In the car on the way home, I thought about the significance of the night's event. SIXTY YEARS! Holy matrimony! That is a looooong time, almost twice as long as my entire life! As my cousin Gail said during the ceremony, "Doing ANYTHING consistently for sixty years is impressive, let alone marriage!" I looked over at Honk as he was driving and singing away to some '80's song on the radio. "Well, honey, ten years down! Fifty to go!" I may have been joking, but the whole experience did make me contemplate fifty more years with this guy.
Fifty more years of unsolved mysteries like how a devoted fan to the sport of basketball could be such a bad shot when it comes to throwing his clothes in the hamper. Or how he could seriously believe that surfing is the cure for the common cold and lower back pain. Or how saying "just kidding" two days after the fact does not technically constitute lying.
Fifty more years of wet, potting soil footprints across my kitchen floor. Of his crazy, mismatched "weekend wear". Of his nearly-naked plant watering.
Fifty more years of fearful entrances into dark rooms as he lurks behind a door or under a bed. Of shrieking screams as he dangles dead spiders and trapped mice in my face. Of his pleadings that I look at his open wound or feel his popping knee cap "just one more time".
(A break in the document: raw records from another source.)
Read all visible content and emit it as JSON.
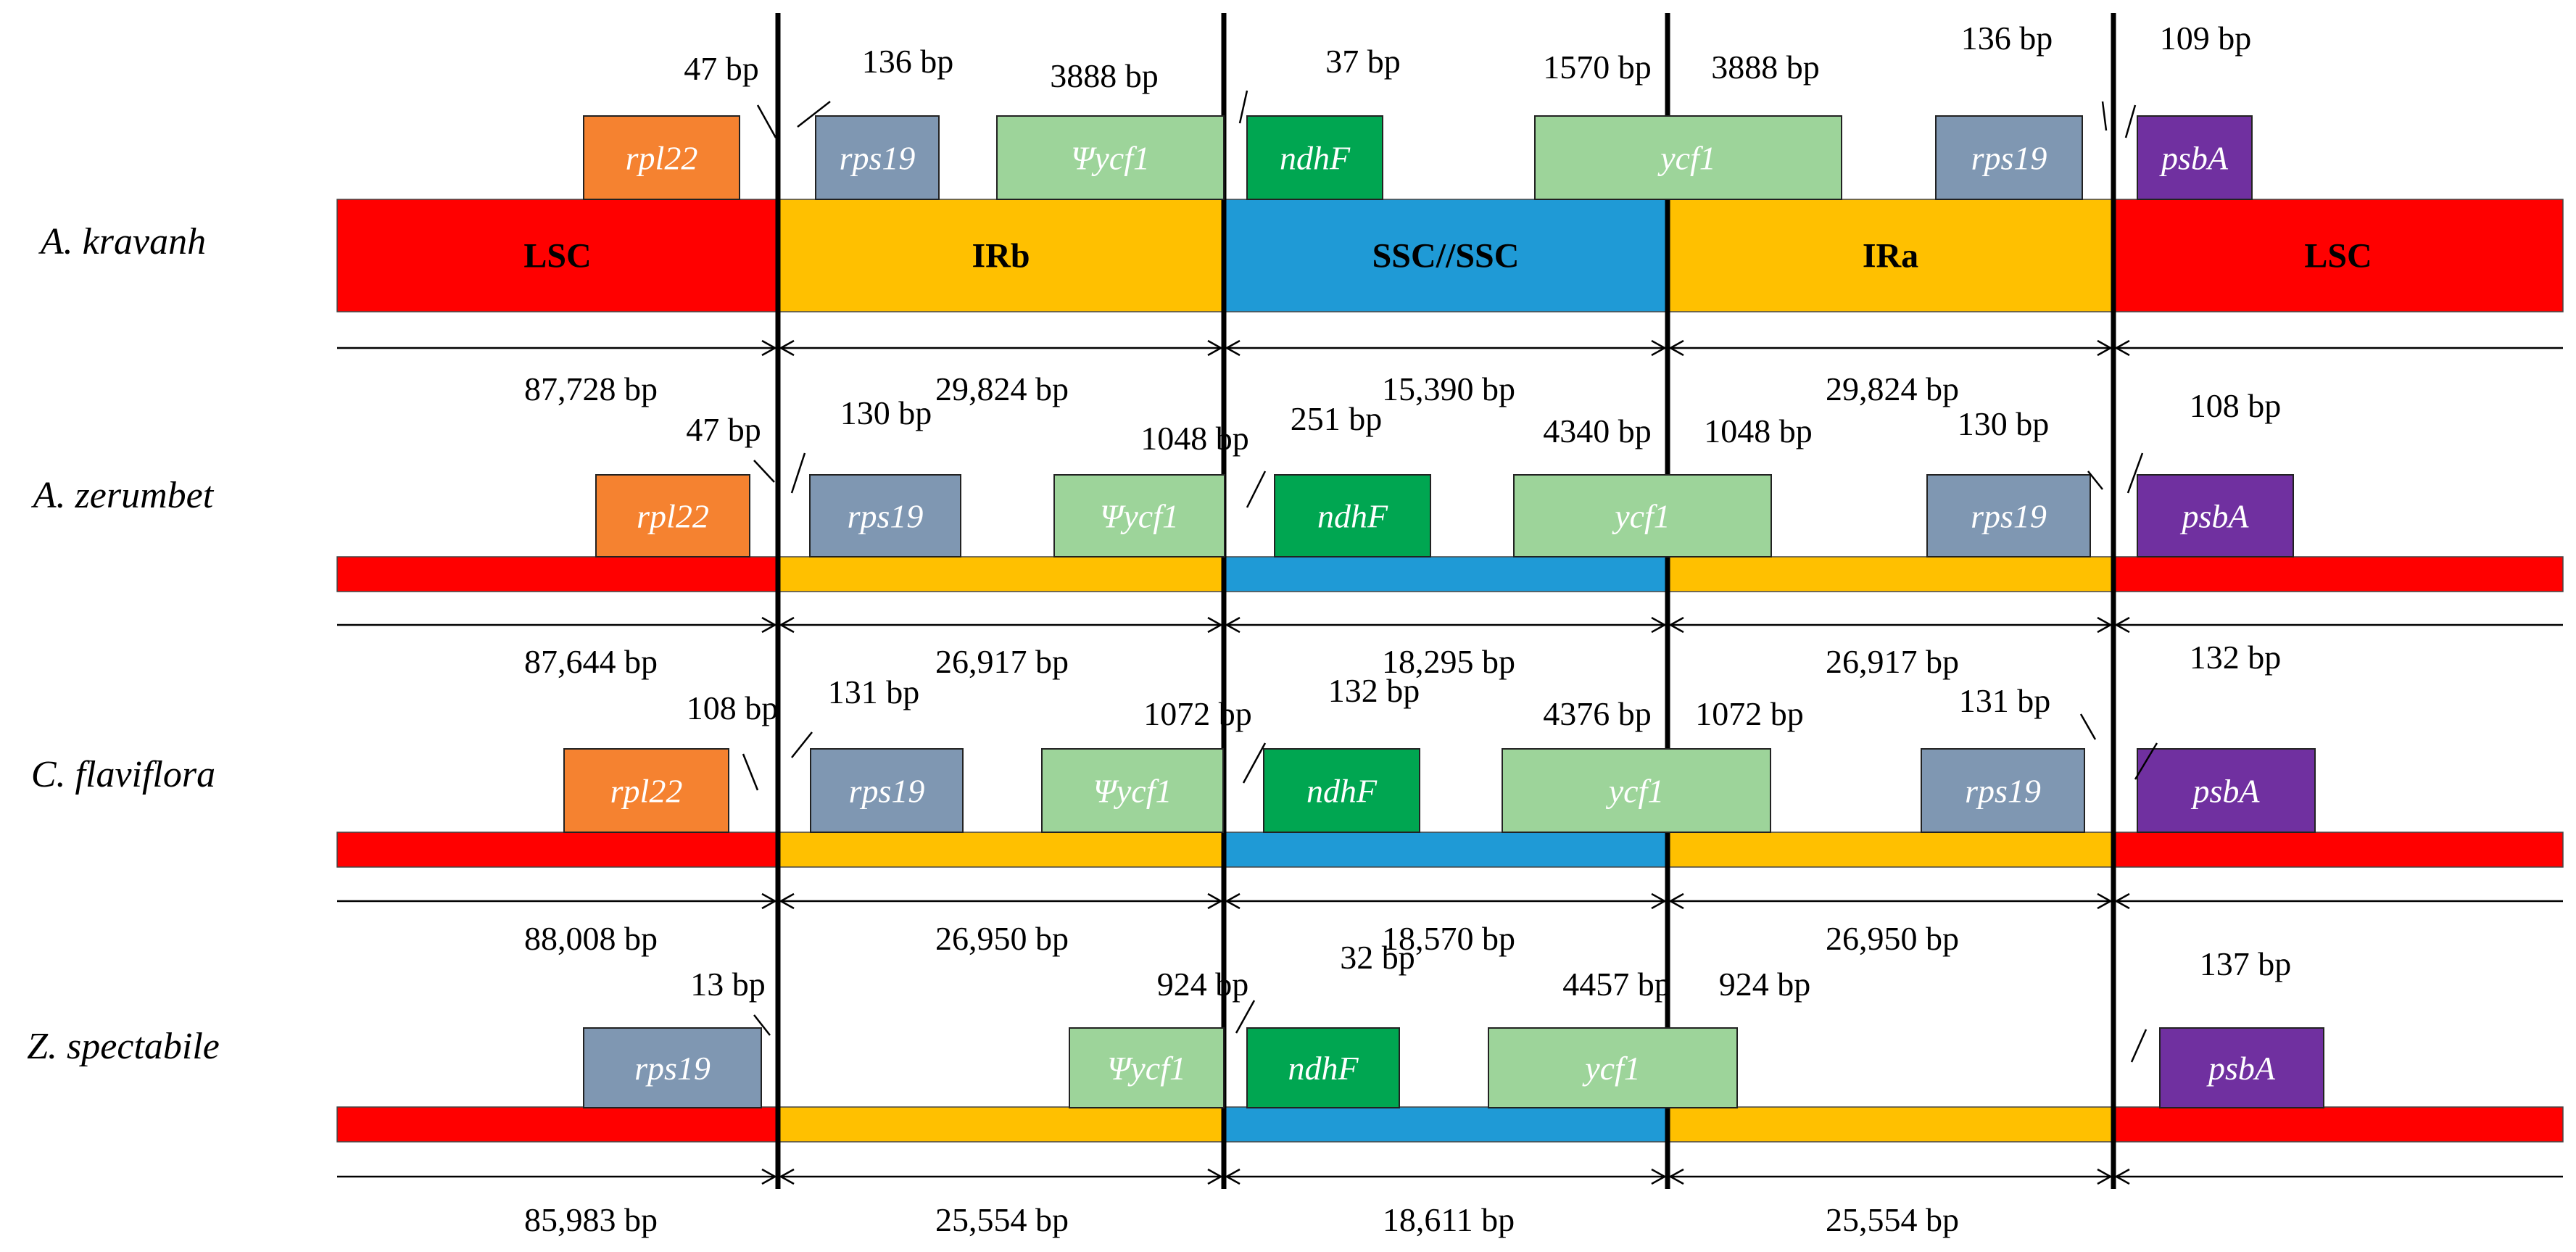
{
  "colors": {
    "LSC": "#ff0000",
    "IR": "#ffc000",
    "SSC": "#1f9ad6",
    "rpl22": "#f58230",
    "rps19": "#7f97b2",
    "ycf1": "#9dd49a",
    "ndhF": "#00a651",
    "psbA": "#7030a0"
  },
  "species": [
    {
      "name": "A. kravanh",
      "regions": [
        "LSC",
        "IRb",
        "SSC//SSC",
        "IRa",
        "LSC"
      ],
      "genes": [
        {
          "id": "rpl22",
          "label": "rpl22"
        },
        {
          "id": "rps19",
          "label": "rps19"
        },
        {
          "id": "ycf1",
          "label": "Ψycf1"
        },
        {
          "id": "ndhF",
          "label": "ndhF"
        },
        {
          "id": "ycf1",
          "label": "ycf1"
        },
        {
          "id": "rps19",
          "label": "rps19"
        },
        {
          "id": "psbA",
          "label": "psbA"
        }
      ],
      "annotations": [
        "47 bp",
        "136 bp",
        "3888 bp",
        "37 bp",
        "1570 bp",
        "3888 bp",
        "136 bp",
        "109 bp"
      ],
      "lengths": [
        "87,728 bp",
        "29,824 bp",
        "15,390 bp",
        "29,824 bp"
      ]
    },
    {
      "name": "A. zerumbet",
      "regions": [],
      "genes": [
        {
          "id": "rpl22",
          "label": "rpl22"
        },
        {
          "id": "rps19",
          "label": "rps19"
        },
        {
          "id": "ycf1",
          "label": "Ψycf1"
        },
        {
          "id": "ndhF",
          "label": "ndhF"
        },
        {
          "id": "ycf1",
          "label": "ycf1"
        },
        {
          "id": "rps19",
          "label": "rps19"
        },
        {
          "id": "psbA",
          "label": "psbA"
        }
      ],
      "annotations": [
        "47 bp",
        "130 bp",
        "1048 bp",
        "251 bp",
        "4340 bp",
        "1048 bp",
        "130 bp",
        "108 bp"
      ],
      "lengths": [
        "87,644 bp",
        "26,917 bp",
        "18,295 bp",
        "26,917 bp"
      ]
    },
    {
      "name": "C. flaviflora",
      "regions": [],
      "genes": [
        {
          "id": "rpl22",
          "label": "rpl22"
        },
        {
          "id": "rps19",
          "label": "rps19"
        },
        {
          "id": "ycf1",
          "label": "Ψycf1"
        },
        {
          "id": "ndhF",
          "label": "ndhF"
        },
        {
          "id": "ycf1",
          "label": "ycf1"
        },
        {
          "id": "rps19",
          "label": "rps19"
        },
        {
          "id": "psbA",
          "label": "psbA"
        }
      ],
      "annotations": [
        "108 bp",
        "131 bp",
        "1072 bp",
        "132 bp",
        "4376 bp",
        "1072 bp",
        "131 bp",
        "132 bp"
      ],
      "lengths": [
        "88,008 bp",
        "26,950 bp",
        "18,570 bp",
        "26,950 bp"
      ]
    },
    {
      "name": "Z. spectabile",
      "regions": [],
      "genes": [
        {
          "id": "rps19",
          "label": "rps19"
        },
        {
          "id": "ycf1",
          "label": "Ψycf1"
        },
        {
          "id": "ndhF",
          "label": "ndhF"
        },
        {
          "id": "ycf1",
          "label": "ycf1"
        },
        {
          "id": "psbA",
          "label": "psbA"
        }
      ],
      "annotations": [
        "13 bp",
        "924 bp",
        "32 bp",
        "4457 bp",
        "924 bp",
        "137 bp"
      ],
      "lengths": [
        "85,983 bp",
        "25,554 bp",
        "18,611 bp",
        "25,554 bp"
      ]
    }
  ]
}
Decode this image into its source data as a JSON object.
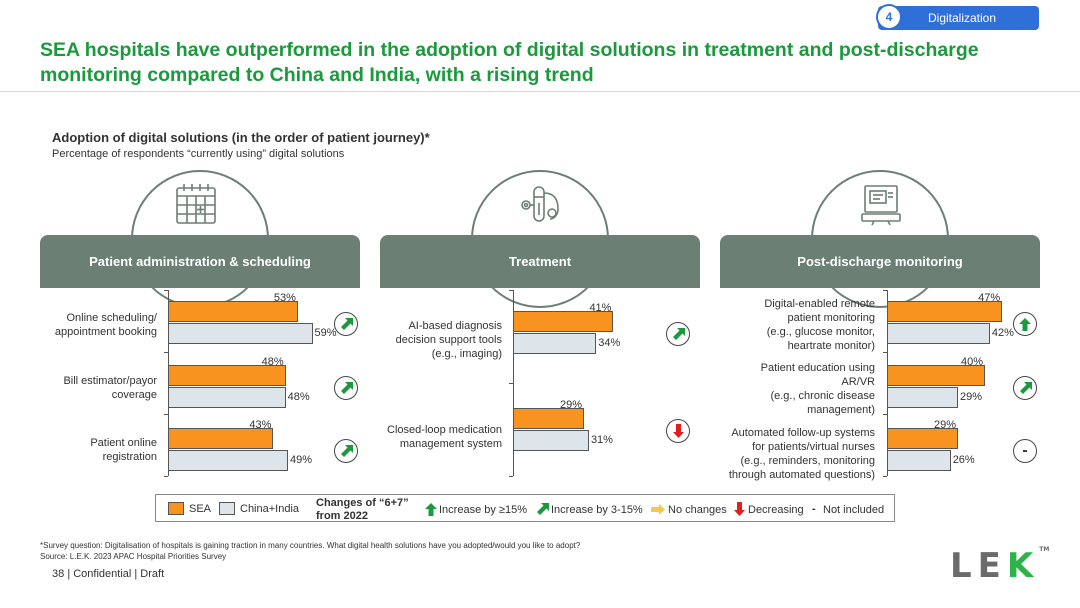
{
  "section_tag": {
    "number": "4",
    "label": "Digitalization"
  },
  "title": "SEA hospitals have outperformed in the adoption of digital solutions in treatment and post-discharge monitoring compared to China and India, with a rising trend",
  "chart_title": "Adoption of digital solutions (in the order of patient journey)*",
  "chart_subtitle": "Percentage of respondents “currently using” digital solutions",
  "colors": {
    "sea": "#f7931e",
    "china_india": "#dde5ea",
    "header": "#6b7f75",
    "title": "#1a9a3c",
    "increase": "#1a9a3c",
    "decrease": "#e02020",
    "nochange": "#f7c948"
  },
  "chart_data": [
    {
      "type": "bar",
      "orientation": "horizontal",
      "title": "Patient administration & scheduling",
      "icon": "calendar-icon",
      "categories": [
        "Online scheduling/ appointment booking",
        "Bill estimator/payor coverage",
        "Patient online registration"
      ],
      "series": [
        {
          "name": "SEA",
          "values": [
            53,
            48,
            43
          ]
        },
        {
          "name": "China+India",
          "values": [
            59,
            48,
            49
          ]
        }
      ],
      "changes": [
        "increase-3-15",
        "increase-3-15",
        "increase-3-15"
      ],
      "unit": "%"
    },
    {
      "type": "bar",
      "orientation": "horizontal",
      "title": "Treatment",
      "icon": "medical-devices-icon",
      "categories": [
        "AI-based diagnosis decision support tools (e.g., imaging)",
        "Closed-loop medication management system"
      ],
      "series": [
        {
          "name": "SEA",
          "values": [
            41,
            29
          ]
        },
        {
          "name": "China+India",
          "values": [
            34,
            31
          ]
        }
      ],
      "changes": [
        "increase-3-15",
        "decreasing"
      ],
      "unit": "%"
    },
    {
      "type": "bar",
      "orientation": "horizontal",
      "title": "Post-discharge monitoring",
      "icon": "monitor-icon",
      "categories": [
        "Digital-enabled remote patient monitoring (e.g., glucose monitor, heartrate monitor)",
        "Patient education using AR/VR (e.g., chronic disease management)",
        "Automated follow-up systems for patients/virtual nurses (e.g., reminders, monitoring through automated questions)"
      ],
      "series": [
        {
          "name": "SEA",
          "values": [
            47,
            40,
            29
          ]
        },
        {
          "name": "China+India",
          "values": [
            42,
            29,
            26
          ]
        }
      ],
      "changes": [
        "increase-15",
        "increase-3-15",
        "not-included"
      ],
      "unit": "%"
    }
  ],
  "panels": [
    {
      "header": "Patient administration & scheduling",
      "labels": [
        [
          "Online scheduling/",
          "appointment booking"
        ],
        [
          "Bill estimator/payor",
          "coverage"
        ],
        [
          "Patient online",
          "registration"
        ]
      ],
      "sea": [
        "53%",
        "48%",
        "43%"
      ],
      "cn": [
        "59%",
        "48%",
        "49%"
      ]
    },
    {
      "header": "Treatment",
      "labels": [
        [
          "AI-based diagnosis",
          "decision support tools",
          "(e.g., imaging)"
        ],
        [
          "Closed-loop medication",
          "management system"
        ]
      ],
      "sea": [
        "41%",
        "29%"
      ],
      "cn": [
        "34%",
        "31%"
      ]
    },
    {
      "header": "Post-discharge monitoring",
      "labels": [
        [
          "Digital-enabled remote",
          "patient monitoring",
          "(e.g., glucose monitor,",
          "heartrate monitor)"
        ],
        [
          "Patient education using",
          "AR/VR",
          "(e.g., chronic disease",
          "management)"
        ],
        [
          "Automated follow-up systems",
          "for patients/virtual nurses",
          "(e.g., reminders, monitoring",
          "through automated questions)"
        ]
      ],
      "sea": [
        "47%",
        "40%",
        "29%"
      ],
      "cn": [
        "42%",
        "29%",
        "26%"
      ]
    }
  ],
  "legend": {
    "sea": "SEA",
    "china_india": "China+India",
    "changes_label": "Changes of “6+7” from 2022",
    "inc15": "Increase by ≥15%",
    "inc3": "Increase by 3-15%",
    "nochange": "No changes",
    "decreasing": "Decreasing",
    "dash": "-",
    "not_included": "Not included"
  },
  "not_included_mark": "-",
  "footnote": {
    "question": "*Survey question: Digitalisation of hospitals is gaining traction in many countries. What digital health solutions have you adopted/would you like to adopt?",
    "source": "Source:  L.E.K. 2023 APAC Hospital Priorities Survey"
  },
  "footer": {
    "page": "38",
    "text": "| Confidential | Draft"
  },
  "logo": {
    "l": "L",
    "e": "E",
    "k": "K",
    "tm": "TM"
  }
}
Fifty more years of watching The Deadliest Catch, Dirty Jobs, and, of course, The Bachelorette. Of sitting through all of his car-racing, jet-flying, and FBI-dodging action movies. Oh, dear Lord, fifty more years of TOP GUN! I don't even want to try to figure out how many times I've endured this dreaded movie over the years, Honk reciting all the lines right along with the characters like a dubbed-in karate movie. An exhausting experience for my gag reflex. All the self control I can muster barely keeps me from hurling a lamp at the television when that flight suit appears on the screen and Maverick says, "That's right, Ice man. I am dangerous."
But there's also this...
Fifty more years of backyard barbequing to the tunes of Jack Johnson. Of dinners and great conversations at our favorite restaurants. Of sunset walks, beach bike rides, and long drives down the coast.
Fifty more years of his legendary "booty dance" at wedding receptions. Of inside jokes confirmed with a look and a smile. Of witty one-liners that bring me to laughing tears.
Fifty more years of watching my children's faces light up at the sight of him. Of Saturday morning Donut Dates with Daddy. Of security knowing they'll never question his love.
Fifty more years of fitting perfectly into his hug. Of his knowing just what to say when I'm sad. Of a devoted family man and loving husband. Of a best friend.
Yeah, I think I'll keep him. It's safe to say that I agree with the great Lewis of the 1980's, Mr. Huey Lewis, when he sang, "Yes, it's true. I'm so happy to be stuck with you."
Tuesday, October 7, 2008
Tyson's Individually-Wrapped Chicken Rant
I would've definitely called it quits if not for a little four-year-old flattery earlier today. During lunch, Lil' Miss looked up at me between bites to say, "Mom, you're a good cooker. You cook good peanut butter sandwiches!" At this point, I refuse to argue with myself about whether or not assembling a peanut butter and jelly sandwich qualifies as "cooking". It's a compliment, something I could really use right now, so I'm takin' it. And I think I'll add this to the growing list of reasons to love her. She is right, you know. I really do have a way with spreading peanut butter across a piece of bread.